By Jamey Dunn
After the 2010 census, the time will come for Illinois to redraw its legislative districts. Republicans unveiled a constitutional amendment today to change the way the state undertakes the complicated and highly political process.
Currently, it falls to the legislature to draw and approve a map that the governor must sign. If a deadlock occurs and lawmakers do not produce a map by June 30 of the year after the census, the choice is made by a commission of four Republicans and four Democrats named by the legislative leaders. If the commission cannot reach a compromise, then each party nominates a ninth member. The secretary of state then randomly selects — this is where the infamous drawing a name out of a hat part of the process comes in — one of the two proposed candidates to cast the tie-breaking vote.
The original intent of that seemingly arbitrary final solution set it in the 1970 Constitution was to force a compromise between the parties. Framers of the plan thought that surely no politicians would roll the dice on such a random winner-take all way of dividing the districts. However, legislators have gone with this option almost every time.
“The way we do it in the state of Illinois makes absolutely no sense. … We are picking legislative boundaries and ultimately deciding who may represent you based on the flip of a coin or picking a name out of a hat,” House Minority Leader Tom Cross said.
Republicans partnered with the Fair Map Group to promote the proposed amendment. Under the measure, a commission with nine members would draw the map. The leaders would appoint four of the members, and the commission would chose its ninth member.

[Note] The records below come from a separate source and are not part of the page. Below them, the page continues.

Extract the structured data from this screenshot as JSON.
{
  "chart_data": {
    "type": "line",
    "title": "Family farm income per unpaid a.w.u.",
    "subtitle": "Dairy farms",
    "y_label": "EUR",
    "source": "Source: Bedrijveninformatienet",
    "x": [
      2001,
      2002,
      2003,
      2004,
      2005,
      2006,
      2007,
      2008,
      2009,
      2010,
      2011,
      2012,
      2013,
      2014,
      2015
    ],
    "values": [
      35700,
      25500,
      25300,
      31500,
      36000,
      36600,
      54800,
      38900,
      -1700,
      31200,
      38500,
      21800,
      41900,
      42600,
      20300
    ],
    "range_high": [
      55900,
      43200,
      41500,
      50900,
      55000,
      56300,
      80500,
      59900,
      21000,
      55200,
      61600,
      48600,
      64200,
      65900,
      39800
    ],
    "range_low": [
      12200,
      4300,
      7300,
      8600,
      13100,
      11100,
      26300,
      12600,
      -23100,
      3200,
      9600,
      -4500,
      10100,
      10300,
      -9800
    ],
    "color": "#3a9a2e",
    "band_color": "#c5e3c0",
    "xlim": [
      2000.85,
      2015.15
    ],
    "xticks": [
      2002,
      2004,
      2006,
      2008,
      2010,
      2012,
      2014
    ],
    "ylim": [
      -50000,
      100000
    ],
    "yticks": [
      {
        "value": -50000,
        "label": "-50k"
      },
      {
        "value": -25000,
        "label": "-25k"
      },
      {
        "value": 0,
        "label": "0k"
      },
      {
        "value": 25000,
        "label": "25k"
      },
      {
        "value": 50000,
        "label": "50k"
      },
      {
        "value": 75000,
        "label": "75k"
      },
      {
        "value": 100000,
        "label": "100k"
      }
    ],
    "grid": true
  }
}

Legislators would vote up or down to approve the map but could not make changes. If the legislature rejected the map, the commission would draw a new one. If that one didn’t go over either, the commission would have to pick one of the two.
If the commission could not settle on a map, then the judicial branch would get involved in the process. The chief justice of the Illinois Supreme Court and a justice of the other political party would appoint a “special master” to make the decision.
The Fair Map Group is collecting signatures to get the amendment on the November ballot through a voter’s initiative. Jan Czarnik, executive director of the League of Women Voters, said the group wants a backup plan in case the legislature does not pass an amendment. “If we were sure that the legislature would do this, we wouldn’t be out collecting the signatures that we are collecting. We would like to see the legislature do this. ”
Czarnik said she is optimistic about getting the amendment on the ballot one way or another. “Voters are literally pulling the clipboard out of our hands to sign the petition,” she said.
Both Czarnik and Senate Minority Leader Christine Radogno agreed any proposal that would allow the legislature to draw the map would not be a genuine step toward reform.
However, some Democrats disagree.
“The legislature would get the first crack at drawing the map,” Chicago Democrat Sen. Kwame Raoul said of a redistricting proposal Democrats plan to roll out next week. Raoul, the chairman a Senate redistricting committee, said a nine-member commission could not represent the diversity of the state as well are the General Assembly could.
Raoul accused the Fair Map Group of not seeking input from Democrats and minority advocates. He said he felt shut out of the process of drafting the proposed amendment.
“I couldn’t get any specific answers as to what minority groups had been consulted for this plan that’s supposedly so protective of diversity. It would seem that, if we are speaking transparency and openness, that such groups would be consulted before the proverbial train had left the proverbial station,” he said.
Czarnik said that Raoul did not follow up with her organization on the issue after the Senate committee hearings. However, Raoul said that when he asked about the plan in December, after hearing about it in news reports, he was told that it was too late to make any changes.
Raoul said the Democrats’ plan will “mirror many of the principles” of the Republican proposal. He said it is similar to an amendment that passed in the House in 2008 and was based on recommendations from the Paul Simon Public Policy Institute.